July 14th, 2009 10:26 am
Posted by Oliver Tennert
Tags: error messages, Intel Cluster Checker, Intel Cluster Ready, Intel MPI, Mesa, MPI, sles11
The other day we had to ship an ICR certified HPC cluster based on SLES 11, the latest SUSE Enterprise Distribution. We have used Intel Cluster Runtime version 2.0-1. As SLES 11 has to that date been out only for a couple of weeks, we didn't expect everything to run as smoothly as for SLES 10, and indeed the challenge turned out to have SLES 11 behave in a way compatible with Intel Cluster Ready.
As we found out in the Web, the Intel MPI implementation has a known bug: the number of available cores is not detected correctly. But it took some time connecting this circumstance to one of our problems, because the original error did not immediately point to it:
Intel(R) MPI Library Runtime Environment (Single-node), (intel_mpi_rt).........................................................FAILED
subtest 'MPI Hello World! (I_MPI_DEVICE = sock)' failed
- failing All hosts returned: 'No one returned Hello World!'
subtest 'mpd shutdown' failed
- failing All hosts returned: 'mpdallexit: cannot connect to local mpd (/tmp/mpd2.console_transtec); possible causes:
1. no mpd is running on this host
2. an mpd is running but was started without a "console" (-n option)'
As it were, the real problem was the program "cpuinfo" of Intel MPI, reporting a wrong number of cores in the system. Setting an environment variable,
fixed this issue, however.
Another issue with Intel MPI is that it seems to be incompatible with Python 2.6, which comes along with SLES 11:
Intel® MPI Library Runtime Environment (Single-node), (intel_mpi_rt).........................................................FAILED
subtest 'mpd startup' failed
- failing All hosts returned:
'/opt/intel/impi/3.2.0.011/bin64/mpdlib.py:27: DeprecationWarning: The popen2 module is deprecated. Use the subprocess module.

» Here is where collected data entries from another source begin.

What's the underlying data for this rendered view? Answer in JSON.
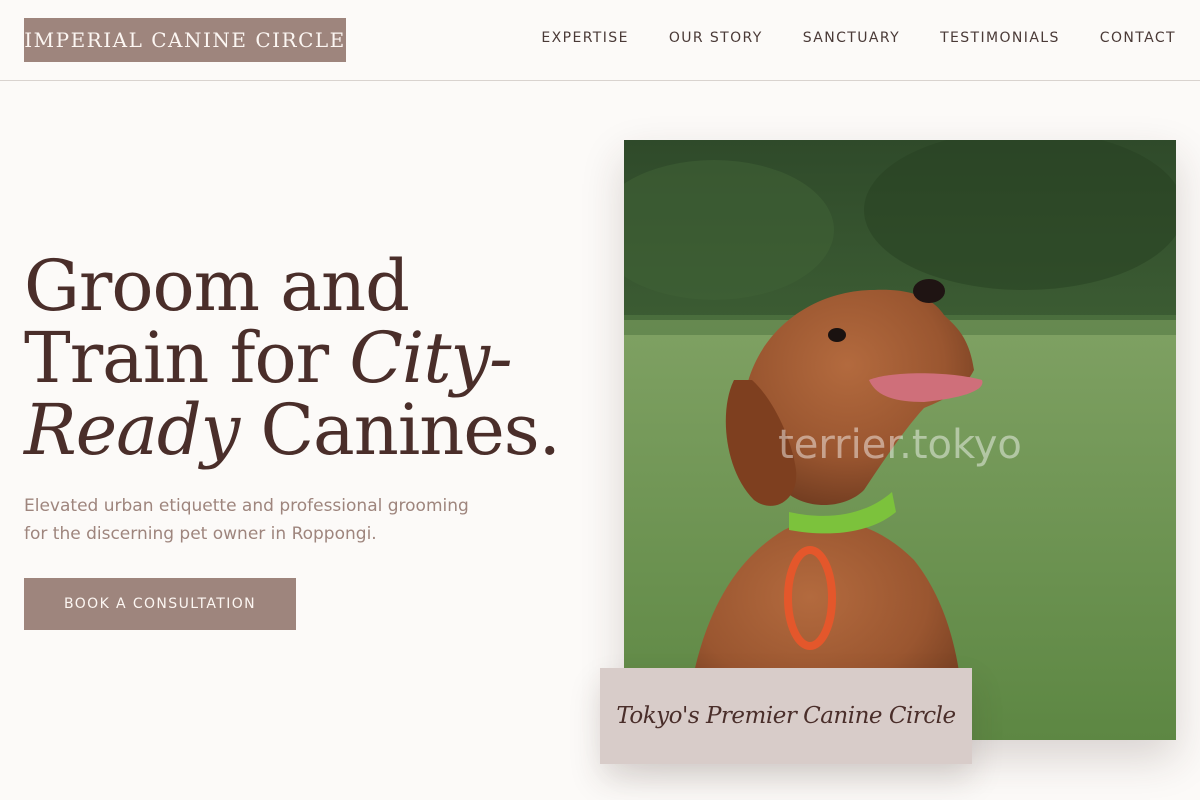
{
  "header": {
    "logo": "IMPERIAL CANINE CIRCLE",
    "nav": [
      "EXPERTISE",
      "OUR STORY",
      "SANCTUARY",
      "TESTIMONIALS",
      "CONTACT"
    ]
  },
  "hero": {
    "headline_part1": "Groom and",
    "headline_part2": "Train for ",
    "headline_italic1": "City-",
    "headline_italic2": "Ready",
    "headline_part3": " Canines.",
    "subtext": "Elevated urban etiquette and professional grooming for the discerning pet owner in Roppongi.",
    "cta_label": "BOOK A CONSULTATION",
    "image_watermark": "terrier.tokyo",
    "image_subject": "dog-photo",
    "caption": "Tokyo's Premier Canine Circle"
  },
  "colors": {
    "background": "#fcfaf8",
    "brand": "#9e857d",
    "text_dark": "#4a2e2a",
    "caption_bg": "#d8ccc9"
  }
}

import sys, os, signal, popen2, socket, select, inspect
/opt/intel/impi/3.2.0.011/bin64/mpdlib.py:37: DeprecationWarning: the md5 module is deprecated; use hashlib instead
from md5 import new as md5new'
Although this should not constitute not a real problem, cluster checker seems to be sensitive enough to end with an error code even for warning like this. We could fix it by installing Python 2.4, which, unfortunately, does not exist as a SLES 11 package, so we had to take a source tarball and recompile the package. Strange though, why SLES 11 does not include Python 2.4 as a fallback package for compatibility reasons as there are many Python programs out there based on that version.
In my opinion, this just demonstrates the power of Intel Cluster Ready, or cluster checker, respectively: Intel MPI causes a problem, but the cluster checker does its jobs and identifies a compatibility issue, impressively enough! Thus, the ICR program enables us to catch the problem before it reached the customer level.
A strange error that occurred was this one:
X11 runtime libraries are provided, (X11_libs).........................FAILED
subtest 'libGLw.so (x86-64) >= version 1' failed
- failing All hosts returned: 'missing'
Obviously, the library missing is part of the Mesa package, which is a necessary HPC cluster ingredient from Intel Cluster Ready's point of view. Doing a little bit of research, we found out that nearly all current Linux distributions explicitly remove this library from the standard Mesa package, for whatever reasons.
We could solve that in an elegant way by repackaging the SLES package Mesa with a recompiled one, having the SPEC file adapted in an appropriate way for including the libGLw libraries.
A funny thing that happened was that Korn shell missed the locales:
Korn Shell, (ksh)......................................................FAILED
subtest 'Hello World!' failed
- failing hosts node1 - node3 returned: 'en_US.UTF-8: unknown locale'
But the package glibc-locale seemed to be installed:
root@node1 # rpm -q glibc-locale
What was going on?
It turned out to have nothing to do with ICR incompatibilities of SLES 11, but to be a problem with "xCAT 2" which we use for cluster deployment. As we have tested diskless installations, xCAT defined a number of files and directories to be deleted before creating the compressed root image. In the configuration file
The locale files are explicitly listed to be deleted before image generation. Having found that out, it was an easy thing to fix.
After solving all that issues, we finally have succeeded in developing a fully automatic deployment procedure for ICR certified HPC cluster based on SLES 11.